Caution: due to the age of the current hardware, the OS and scheduler cannot be updated.
Therefore, other V4 documentation may not apply to this cluster.
[Ordinarily, V4's scheduler information pages would provide useful command syntax, examples, etc.]
Quick Tutorial
The batch system on dss treats each node as a node, provided ppn (i.e., processes per node) is greater than 1.
If ppn=1 or is absent, scheduling is done by core. Thus, nodes=8:ppn=1 actually puts 4 tasks on each of 2 nodes!
This can make it a bit tricky to get jobs to run on the intended cores. In general, you must use a hostfile.
If you don't specify a hostfile, all processes will run on "node 0" (that is, the first node assigned to your job).
Running a Job on the Whole Cluster
First use showq to see how many cores are available. It may be less than 36 (9x4) if a node is down.
Because the nodes have 4 physical cores, it is often best to have your job run exactly 4 tasks per node.
The node file constructed by Maui/Torque lists each node 4 times, so you can just hand that file to MPI.
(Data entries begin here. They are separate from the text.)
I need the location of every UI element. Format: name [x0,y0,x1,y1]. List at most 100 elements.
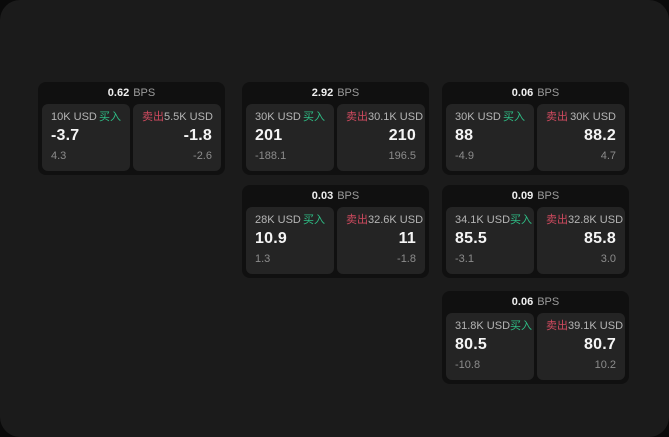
card-body: 30K USD 买入 201 -188.1 卖出 30.1K USD 210 1… [242,103,429,175]
card-header: 0.09 BPS [442,185,629,206]
card-header: 2.92 BPS [242,82,429,103]
buy-button[interactable]: 买入 [303,214,325,226]
card-body: 28K USD 买入 10.9 1.3 卖出 32.6K USD 11 -1.8 [242,206,429,278]
buy-panel-header: 10K USD 买入 [51,111,121,124]
sell-delta: -1.8 [397,253,416,265]
buy-price: -3.7 [51,127,80,144]
buy-quote-panel[interactable]: 34.1K USD 买入 85.5 -3.1 [446,207,534,274]
buy-panel-header: 34.1K USD 买入 [455,214,532,227]
sell-delta: 3.0 [600,253,616,265]
sell-panel-header: 卖出 32.6K USD [346,214,423,227]
quote-card: 0.62 BPS 10K USD 买入 -3.7 4.3 卖出 5.5K USD… [38,82,225,175]
bps-value: 0.03 [311,190,334,202]
bps-unit-label: BPS [537,296,560,308]
sell-price: 85.8 [584,230,616,247]
buy-delta: -10.8 [455,359,481,371]
buy-button[interactable]: 买入 [510,214,533,226]
bps-value: 0.09 [511,190,534,202]
card-body: 30K USD 买入 88 -4.9 卖出 30K USD 88.2 4.7 [442,103,629,175]
sell-quote-panel[interactable]: 卖出 5.5K USD -1.8 -2.6 [133,104,221,171]
bps-value: 0.06 [511,296,534,308]
buy-quote-panel[interactable]: 28K USD 买入 10.9 1.3 [246,207,334,274]
card-header: 0.06 BPS [442,82,629,103]
bps-unit-label: BPS [337,87,360,99]
buy-price: 88 [455,127,474,144]
quote-card: 2.92 BPS 30K USD 买入 201 -188.1 卖出 30.1K … [242,82,429,175]
sell-button[interactable]: 卖出 [346,214,368,226]
buy-amount: 31.8K USD [455,320,511,332]
sell-panel-header: 卖出 5.5K USD [142,111,213,124]
sell-price: 11 [398,230,416,247]
sell-amount: 5.5K USD [164,111,213,123]
buy-delta: 1.3 [255,253,271,265]
sell-button[interactable]: 卖出 [546,111,568,123]
sell-delta: 4.7 [600,150,616,162]
sell-delta: -2.6 [193,150,212,162]
sell-amount: 30K USD [570,111,616,123]
sell-panel-header: 卖出 39.1K USD [546,320,623,333]
sell-panel-header: 卖出 32.8K USD [546,214,623,227]
buy-panel-header: 30K USD 买入 [455,111,525,124]
buy-delta: -3.1 [455,253,474,265]
bps-unit-label: BPS [537,87,560,99]
sell-price: 210 [388,127,416,144]
sell-quote-panel[interactable]: 卖出 30K USD 88.2 4.7 [537,104,625,171]
sell-panel-header: 卖出 30K USD [546,111,616,124]
sell-amount: 32.6K USD [368,214,424,226]
sell-button[interactable]: 卖出 [546,214,568,226]
buy-price: 201 [255,127,283,144]
sell-amount: 30.1K USD [368,111,424,123]
buy-amount: 34.1K USD [455,214,511,226]
buy-panel-header: 28K USD 买入 [255,214,325,227]
sell-quote-panel[interactable]: 卖出 39.1K USD 80.7 10.2 [537,313,625,380]
quote-card: 0.06 BPS 30K USD 买入 88 -4.9 卖出 30K USD 8… [442,82,629,175]
bps-value: 2.92 [311,87,334,99]
card-header: 0.03 BPS [242,185,429,206]
sell-price: -1.8 [183,127,212,144]
buy-quote-panel[interactable]: 30K USD 买入 88 -4.9 [446,104,534,171]
bps-unit-label: BPS [337,190,360,202]
buy-delta: -4.9 [455,150,474,162]
bps-value: 0.06 [511,87,534,99]
buy-amount: 10K USD [51,111,97,123]
card-body: 10K USD 买入 -3.7 4.3 卖出 5.5K USD -1.8 -2.… [38,103,225,175]
sell-price: 80.7 [584,336,616,353]
bps-unit-label: BPS [537,190,560,202]
buy-panel-header: 31.8K USD 买入 [455,320,532,333]
quote-card: 0.09 BPS 34.1K USD 买入 85.5 -3.1 卖出 32.8K… [442,185,629,278]
sell-quote-panel[interactable]: 卖出 30.1K USD 210 196.5 [337,104,425,171]
sell-button[interactable]: 卖出 [546,320,568,332]
sell-quote-panel[interactable]: 卖出 32.6K USD 11 -1.8 [337,207,425,274]
sell-delta: 196.5 [388,150,416,162]
buy-price: 10.9 [255,230,287,247]
bps-unit-label: BPS [133,87,156,99]
sell-quote-panel[interactable]: 卖出 32.8K USD 85.8 3.0 [537,207,625,274]
sell-price: 88.2 [584,127,616,144]
sell-delta: 10.2 [594,359,616,371]
sell-button[interactable]: 卖出 [142,111,164,123]
buy-quote-panel[interactable]: 31.8K USD 买入 80.5 -10.8 [446,313,534,380]
buy-button[interactable]: 买入 [503,111,525,123]
card-header: 0.62 BPS [38,82,225,103]
quote-card: 0.06 BPS 31.8K USD 买入 80.5 -10.8 卖出 39.1… [442,291,629,384]
card-body: 34.1K USD 买入 85.5 -3.1 卖出 32.8K USD 85.8… [442,206,629,278]
buy-amount: 30K USD [255,111,301,123]
sell-amount: 39.1K USD [568,320,624,332]
buy-panel-header: 30K USD 买入 [255,111,325,124]
sell-panel-header: 卖出 30.1K USD [346,111,423,124]
buy-delta: -188.1 [255,150,287,162]
buy-button[interactable]: 买入 [510,320,533,332]
buy-quote-panel[interactable]: 30K USD 买入 201 -188.1 [246,104,334,171]
sell-button[interactable]: 卖出 [346,111,368,123]
bps-value: 0.62 [107,87,130,99]
quote-card: 0.03 BPS 28K USD 买入 10.9 1.3 卖出 32.6K US… [242,185,429,278]
buy-quote-panel[interactable]: 10K USD 买入 -3.7 4.3 [42,104,130,171]
card-body: 31.8K USD 买入 80.5 -10.8 卖出 39.1K USD 80.… [442,312,629,384]
buy-price: 85.5 [455,230,487,247]
buy-button[interactable]: 买入 [303,111,325,123]
buy-amount: 30K USD [455,111,501,123]
buy-delta: 4.3 [51,150,67,162]
buy-amount: 28K USD [255,214,301,226]
buy-button[interactable]: 买入 [99,111,121,123]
Your job doesn't actually have to use MPI at all; the script just uses mpiexec as a process launcher.
#!/bin/sh #PBS -l nodes=9:ppn=4,walltime=10:00 #PBS -N test #PBS -j oe #PBS -q default #PBS -S /bin/bash set -x cd "$PBS_O_WORKDIR" # Run 4-way on 9 nodes mpiexec --hostfile $PBS_NODEFILE hostname -v
Running a Job Using 1 Task Per Node
Again, first use showq to see how many cores are available. It may be less than 36 (9x4) if a node is down.
#!/bin/sh #PBS -l nodes=9:ppn=4,walltime=10:00 #PBS -N test #PBS -j oe #PBS -q default #PBS -S /bin/bash set -x cd "$PBS_O_WORKDIR" # Construct a copy of the hostfile with only 1 entry per node. # MPI can use this to run 1 task on each node. uniq "$PBS_NODEFILE"|awk '{for(i=0;i<1;i+=1) print}'>nodefile.1way ntasks=$(wc -l < nodefile.1way) mpiexec -np $ntasks --hostfile nodefile.1way hostname -v
In this script, the for-loop can be modified to run 2 tasks per node, etc.